What needs to be done:
- Find a meaningful set of initial values for the weights
- Implement and carry out one or many of the above calibrations (using bootstrapped versions of the established illnesses)
There is a lot of medical knowledge on illnesses and their symptoms. One store for this knowledge is the ICD. It is the aim to incorporate at least some of this knowledge into the matching procedure. For this purpose a "complete" list of clearly diagnosable illnesses is translated into a set of profiles that characterise different stereotypical versions of these illnesses.
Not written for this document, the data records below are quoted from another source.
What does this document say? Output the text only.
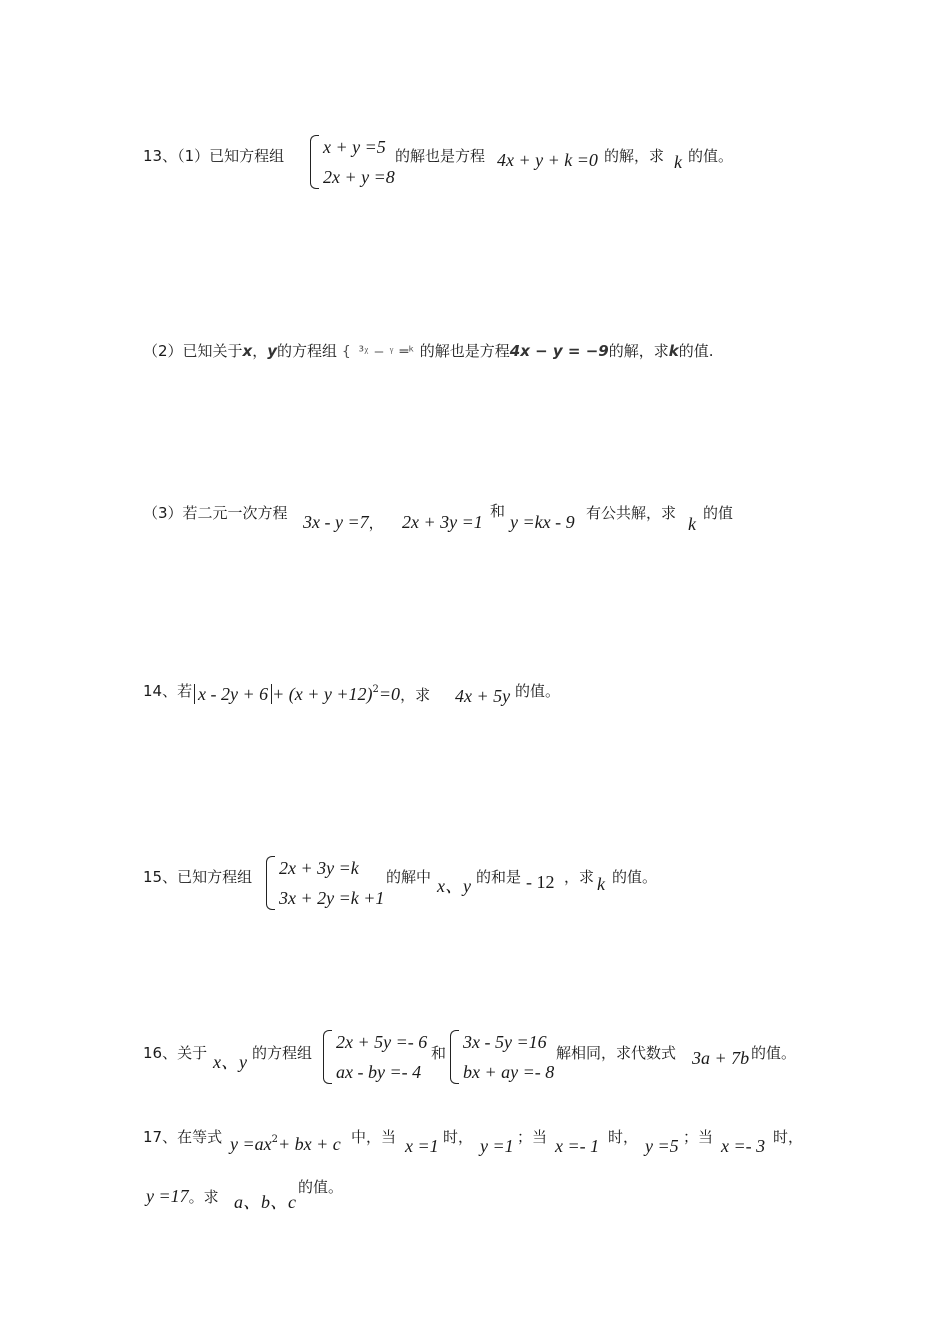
13、（1）已知方程组 x + y =5
2x + y =8
的解也是方程 4x + y + k =0 的解，求 k 的值。
（2）已知关于x，y的方程组 { ³ᵡ ‒ ᵞ ═ᵏ 的解也是方程4x − y = −9的解，求k的值.
（3）若二元一次方程 3x - y =7， 2x + 3y =1
和
y =kx - 9 有公共解，求
k
的值
14、若 $x - 2y + 6 + (x + y +12)^2=0$，求 4x + 5y 的值。
15、已知方程组 2x + 3y =k
3x + 2y =k +1
的解中 x、y 的和是 - 12 ，求 k 的值。
16、关于 x、y 的方程组
2x + 5y =- 6
ax - by =- 4
和
3x - 5y =16
bx + ay =- 8
解相同，求代数式 3a + 7b 的值。
17、在等式 $y =ax^2+$ bx + c 中，当 x =1 时， y =1 ；当 x =- 1 时， y =5 ；当 x =- 3 时，
y =17。求 a、b、c
的值。
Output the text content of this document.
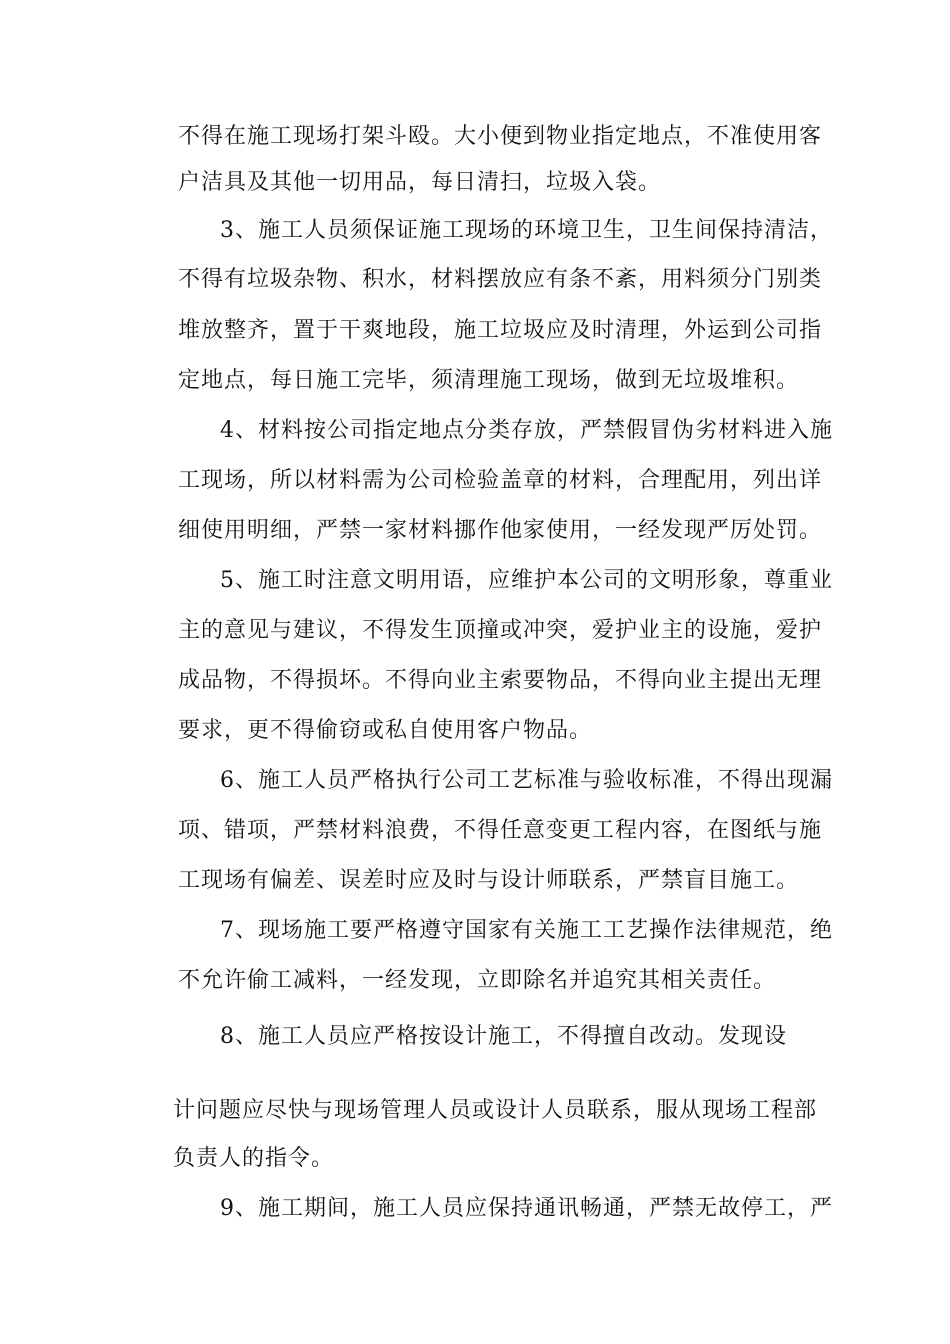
不得在施工现场打架斗殴。大小便到物业指定地点，不准使用客
户洁具及其他一切用品，每日清扫，垃圾入袋。
3、施工人员须保证施工现场的环境卫生，卫生间保持清洁，
不得有垃圾杂物、积水，材料摆放应有条不紊，用料须分门别类
堆放整齐，置于干爽地段，施工垃圾应及时清理，外运到公司指
定地点，每日施工完毕，须清理施工现场，做到无垃圾堆积。
4、材料按公司指定地点分类存放，严禁假冒伪劣材料进入施
工现场，所以材料需为公司检验盖章的材料，合理配用，列出详
细使用明细，严禁一家材料挪作他家使用，一经发现严厉处罚。
5、施工时注意文明用语，应维护本公司的文明形象，尊重业
主的意见与建议，不得发生顶撞或冲突，爱护业主的设施，爱护
成品物，不得损坏。不得向业主索要物品，不得向业主提出无理
要求，更不得偷窃或私自使用客户物品。
6、施工人员严格执行公司工艺标准与验收标准，不得出现漏
项、错项，严禁材料浪费，不得任意变更工程内容，在图纸与施
工现场有偏差、误差时应及时与设计师联系，严禁盲目施工。
7、现场施工要严格遵守国家有关施工工艺操作法律规范，绝
不允许偷工减料，一经发现，立即除名并追究其相关责任。
8、施工人员应严格按设计施工，不得擅自改动。发现设
计问题应尽快与现场管理人员或设计人员联系，服从现场工程部
负责人的指令。
9、施工期间，施工人员应保持通讯畅通，严禁无故停工，严
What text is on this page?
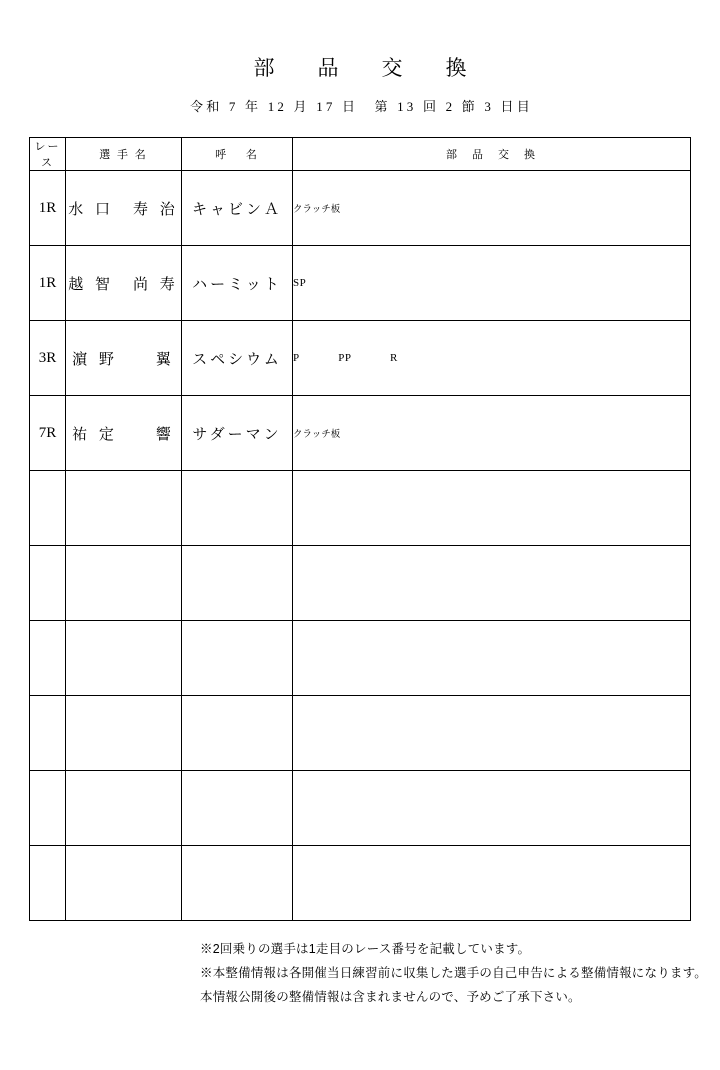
部　品　交　換
令和 7 年 12 月 17 日　第 13 回 2 節 3 日目
レース	選 手 名	呼　 名	部　品　交　換
1R	水 口　寿 治	キャビンＡ	クラッチ板

1R	越 智　尚 寿	ハーミット	SP

3R	濵 野　　翼	スペシウム	P            PP            R

7R	祐 定　　響	サダーマン	クラッチ板

※2回乗りの選手は1走目のレース番号を記載しています。
※本整備情報は各開催当日練習前に収集した選手の自己申告による整備情報になります。
本情報公開後の整備情報は含まれませんので、予めご了承下さい。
Each of these sets is combined with a specific numerical comparison, that is designed to quantify how similar a user's set is to the "stereotype profiles" of the respective illness. The stereotypes of an illness could be different variants of the symptoms of the same illness or differently treated developments.The user's profile is compared with each stereotype profile in terms of the illness-specific score. If the maximum of the resulting scores is the largest over all "established illnesses" the user is associated to that illness.
The illness-specific scores can be more complex than the general score function as they incorporate what is known about the illness and about how to diagnose it reliably.
What needs to be done:
- Translate ICD illnesses into lists of stereotypical profiles
- Specify illnes-specific functions to compare user profiles with the illnesses
It can be very fruitful for the user to get in contact with people that suffer from potentially the same illness but with a higher degree of intensity. The third heuristic identifies such users. This could be done via using "established illnesses" the user is associated with. Each such "established illness" could also be equipped with a method of identifying users that suffer from a more intense manifestation of the concerned condition. Alternatively some finding could have features that represent intensities and one could design a method that finds users that share the same findings as the user but in a higher intensity.
**2.4 Recombining the heuristics** A method is needed that integrates the suggested profiles of the three heuristics (general distance, established illnesses, archetypes). This method should favour suggestions of either heuristic that worked well. For instance more suggestions based on established illnesses could be included if the respective profile is very similar two one or two of those registered illnesses. For this comparable schemes for the assessment of the accuracy or success of the used heuristics are needed. They could yield numerical values that determine the respective proportions of suggested profiles.